Kommentar - Verbrechern den deutschen Pass entziehen? Warum Merz recht hat
- Im Video: Merz-Vorschlag zum Entzug der Staatsbürgerschaft sorgt für Aufruhr
CDU-Chef Friedrich Merz hat gewarnt, dass Deutsche mit doppelter Staatsangehörigkeit bei bestimmten Straftaten ihre deutsche Staatsbürgerschaft verlieren könnten. „Um Anschläge oder weitere Straftaten zu vermeiden, müssen ausländische Straftäter spätestens nach der zweiten Straftat ausgewiesen werden“, sagte der Unions-Kanzlerkandidat mit Blick auf den Magdeburger Attentäter, der zuvor strafrechtlich in Erscheinung getreten war, der „Welt am Sonntag“. Und weiter. „Die doppelte Staatsangehörigkeit wird zum Regelfall in unserem Staatsbürgerschaftsrecht. Wir holen uns damit zusätzliche Probleme ins Land. Es müsste wenigstens auf der gleichen Ebene eine Aberkennung der deutschen Staatsbürgerschaft möglich sein, wenn wir erkennen, dass wir bei straffällig werdenden Personen einen Fehler gemacht haben.“
Merz-Vorschlag stößt auf massive Kritik
Das hat im Wahlkampf seine Gegner auf den Plan gerufen. „Friedrich Merz spielt bewusst mit dem rechtspopulistischen Feuer und ist als Kanzler aller Deutschen nicht geeignet“, sagte die SPD-Vorsitzende Saskia Esken dem „Stern“. Der Grünen-Abgeordnete Kassem Taher Saleh, geboren im Irak und als Kind nach Sachsen immigriert, schreibt auf X: „Friedrich Merz will migrantischen Mitbürgern die Staatsbürgerschaft entziehen können. Für ihn sind wir lebenslang Deutsche auf Bewährung. Und dieser Mann will Bundeskanzler werden.“
Die intellektuell seichteste Kritik kommt indes von Marcel Fratzscher, Präsident des DIW (Deutsches Institut für Wirtschaftsforschung). „Diese Forderung ist ein Dammbruch“, schrieb der Wirtschaftsprofessor auf X. „Es würde zu einer Zweiklassengesellschaft der #Staatsbürgerschaft führen.“
Liest der Mann, den die FAZ als „lautstarken Claqueur der Sozialdemokraten“ bezeichnet, seine Tweets, bevor er sie abschickt? Natürlich, eine Zweiklassengesellschaft bei den Staatsbürgerschaften – aber die gibt es doch längst, und wer mehrere Pässe besitzt, sitzt in der ersten Klasse. Das ist das Prinzip der doppelten Staatsbürgerschaft, deren Grundlage von der rot-grünen Bundesregierung im Jahr 2000 gelegt wurde und die vorsah, dass ein Kind die deutsche Staatsbürgerschaft zuerkannt bekommt, wenn mindestens ein Elternteil seit acht Jahren in Deutschland lebt. Zunächst verlangte das Gesetz, die Kinder müssten sich spätestens im Alter von 23 Jahren für eine Staatsbürgerschaft entscheiden.

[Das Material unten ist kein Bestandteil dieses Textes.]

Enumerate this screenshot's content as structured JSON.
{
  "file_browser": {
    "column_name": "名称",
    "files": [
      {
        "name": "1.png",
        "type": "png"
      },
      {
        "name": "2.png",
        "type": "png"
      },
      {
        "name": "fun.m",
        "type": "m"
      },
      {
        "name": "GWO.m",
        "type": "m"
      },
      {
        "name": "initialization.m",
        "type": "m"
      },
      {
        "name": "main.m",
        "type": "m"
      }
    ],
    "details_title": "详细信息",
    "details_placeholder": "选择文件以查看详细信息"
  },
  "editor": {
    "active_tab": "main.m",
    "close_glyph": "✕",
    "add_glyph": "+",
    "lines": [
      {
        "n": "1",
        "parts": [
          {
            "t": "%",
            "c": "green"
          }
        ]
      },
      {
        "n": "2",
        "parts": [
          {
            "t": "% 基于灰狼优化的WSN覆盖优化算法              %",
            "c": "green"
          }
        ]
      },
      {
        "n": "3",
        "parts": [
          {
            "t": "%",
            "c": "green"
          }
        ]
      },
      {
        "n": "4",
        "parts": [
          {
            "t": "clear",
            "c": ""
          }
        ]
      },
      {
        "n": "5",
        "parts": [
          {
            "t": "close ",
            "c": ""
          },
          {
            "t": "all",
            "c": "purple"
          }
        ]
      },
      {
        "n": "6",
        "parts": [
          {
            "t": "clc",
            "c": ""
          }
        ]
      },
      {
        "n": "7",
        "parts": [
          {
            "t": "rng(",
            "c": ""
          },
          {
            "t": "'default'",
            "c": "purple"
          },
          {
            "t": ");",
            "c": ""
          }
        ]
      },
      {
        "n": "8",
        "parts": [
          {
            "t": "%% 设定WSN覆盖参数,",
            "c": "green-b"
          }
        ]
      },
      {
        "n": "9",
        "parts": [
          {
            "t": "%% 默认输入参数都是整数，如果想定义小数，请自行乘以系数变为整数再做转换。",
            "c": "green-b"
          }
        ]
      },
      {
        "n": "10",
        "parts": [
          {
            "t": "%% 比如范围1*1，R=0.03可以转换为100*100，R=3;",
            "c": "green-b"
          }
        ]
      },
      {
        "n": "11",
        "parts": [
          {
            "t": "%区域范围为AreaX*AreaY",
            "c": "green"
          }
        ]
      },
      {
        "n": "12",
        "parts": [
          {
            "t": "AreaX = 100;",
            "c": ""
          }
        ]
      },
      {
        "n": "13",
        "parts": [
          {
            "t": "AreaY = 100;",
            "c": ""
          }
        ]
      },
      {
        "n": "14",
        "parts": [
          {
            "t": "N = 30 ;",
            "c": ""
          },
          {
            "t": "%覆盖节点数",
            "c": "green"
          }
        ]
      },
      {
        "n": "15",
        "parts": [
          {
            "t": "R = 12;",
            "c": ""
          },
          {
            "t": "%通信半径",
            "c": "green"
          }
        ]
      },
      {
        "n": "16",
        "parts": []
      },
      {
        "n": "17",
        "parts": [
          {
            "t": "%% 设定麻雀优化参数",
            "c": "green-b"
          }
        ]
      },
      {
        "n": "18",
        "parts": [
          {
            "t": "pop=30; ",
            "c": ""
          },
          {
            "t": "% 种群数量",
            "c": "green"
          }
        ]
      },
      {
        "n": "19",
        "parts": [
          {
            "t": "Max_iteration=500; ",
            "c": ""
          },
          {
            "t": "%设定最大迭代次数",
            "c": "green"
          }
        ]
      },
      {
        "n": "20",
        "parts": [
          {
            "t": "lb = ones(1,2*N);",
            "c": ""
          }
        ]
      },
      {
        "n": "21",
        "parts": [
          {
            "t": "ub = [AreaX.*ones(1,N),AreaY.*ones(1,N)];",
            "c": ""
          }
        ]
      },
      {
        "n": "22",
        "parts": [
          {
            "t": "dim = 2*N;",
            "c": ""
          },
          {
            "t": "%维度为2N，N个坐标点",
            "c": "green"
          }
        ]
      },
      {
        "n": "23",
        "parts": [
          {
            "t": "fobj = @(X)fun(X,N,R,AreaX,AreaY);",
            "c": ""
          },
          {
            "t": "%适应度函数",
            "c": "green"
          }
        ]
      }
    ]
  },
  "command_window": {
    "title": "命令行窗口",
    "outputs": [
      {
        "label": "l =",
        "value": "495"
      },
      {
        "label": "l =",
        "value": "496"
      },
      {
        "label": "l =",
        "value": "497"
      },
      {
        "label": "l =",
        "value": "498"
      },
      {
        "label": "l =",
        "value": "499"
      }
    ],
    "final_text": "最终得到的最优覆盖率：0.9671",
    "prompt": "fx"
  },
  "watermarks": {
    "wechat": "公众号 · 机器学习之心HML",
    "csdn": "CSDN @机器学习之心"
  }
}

Diese Regelung wurde 2014 gestrichen, nunmehr konnten beide Staatsangehörigkeiten behalten werden. Aber erst das im Juni 2024 in Kraft getretene Gesetz der Ampel-Koalition von SPD, Grünen und FDP zur Modernisierung des Staatsangehörigkeitsrechts schafft die Vorgabe, man müsse bei der Einbürgerung seine bisherige Staatsangehörigkeit aufgeben, endgültig ab. Der Weg zur doppelten Staatsbürgerschaft steht nun also jedem Einbürgerungswilligen offen – und das war die eigentliche Geburtsstunde des bedingungslosen Zweiklassenrechts bei den Staatsbürgerschaften.
Durch Staatsbürgerschaft ergeben sich Rechte und Pflichten
Die Staatsbürgerschaft ist ein rechtliches Band, das Rechte und Pflichten zwischen dem Individuum und dem Staat begründet. Es sei wiederholt: Rechte und Pflichten. Zu den Rechten gehören natürlich das aktive und passive Wahlrecht, also das Recht, zu wählen und gewählt zu werden; die Freizügigkeit, sich innerhalb des Staatsgebiets frei zu bewegen und dort zu wohnen; und der Schutz durch den Staat im Innern per Teilnahme am Rechtssystem sowie der konsularischer Schutz im Ausland.
Die Pflichten der Staatsbürgerschaft umfassen vor allem Gesetzestreue. Das ist die Verpflichtung, die Gesetze des Staates zu achten und zu befolgen. Nicht mehr und nicht weniger.
Dieses Verständnis der Staatsbürgerschaft als wechselseitige Beziehung zwischen Bürger und Staat ist zentral für die moderne Demokratie. Und Friedrich Merz fordert nicht weniger als diese Wechselbeziehung ein: Wer sich nicht an seine Pflichten wie die Gesetzestreue hält, so seine Aussage, dem bleiben auch nicht die Rechte garantiert. Bei jemandem mit mehreren Staatsangehörigkeiten können das die Ausweisung und der Entzug des deutschen Passes sein. Bei Kriminellen nur mit deutscher Staatsangehörigkeit entfallen diese Möglichkeiten, weil man niemanden in die Staatenlosigkeit verbannen kann.
Warum Merz richtig liegt
Noch einmal zurück zur „Zweiklassengesellschaft“: Wer vor dieser Konsequenz nach dem Prinzip „ohne Pflichterfüllung auch keine Rechtsgarantie“ Angst hat, der kann sehr einfach jede Gefahr eines Entzugs der deutschen Staatsbürgerschaft neutralisieren. Entweder durch Gesetzestreue (und wir reden hier nicht von Schwarzfahren) – oder durch die Aufgabe seiner alten Staatsbürgerschaft bei der Zuerkennung des deutschen Passes.
Das kann man von niemandem verlangen? Mag sein. Aber genauso wenig kann man vom deutschen Staat erwarten, dass er Rechte zuerkennt, ohne auf die Einhaltung der Pflichten zu bestehen. Friedrich Merz hat also auch im staatsrechtlichen Verständnis völlig recht mit seiner Position.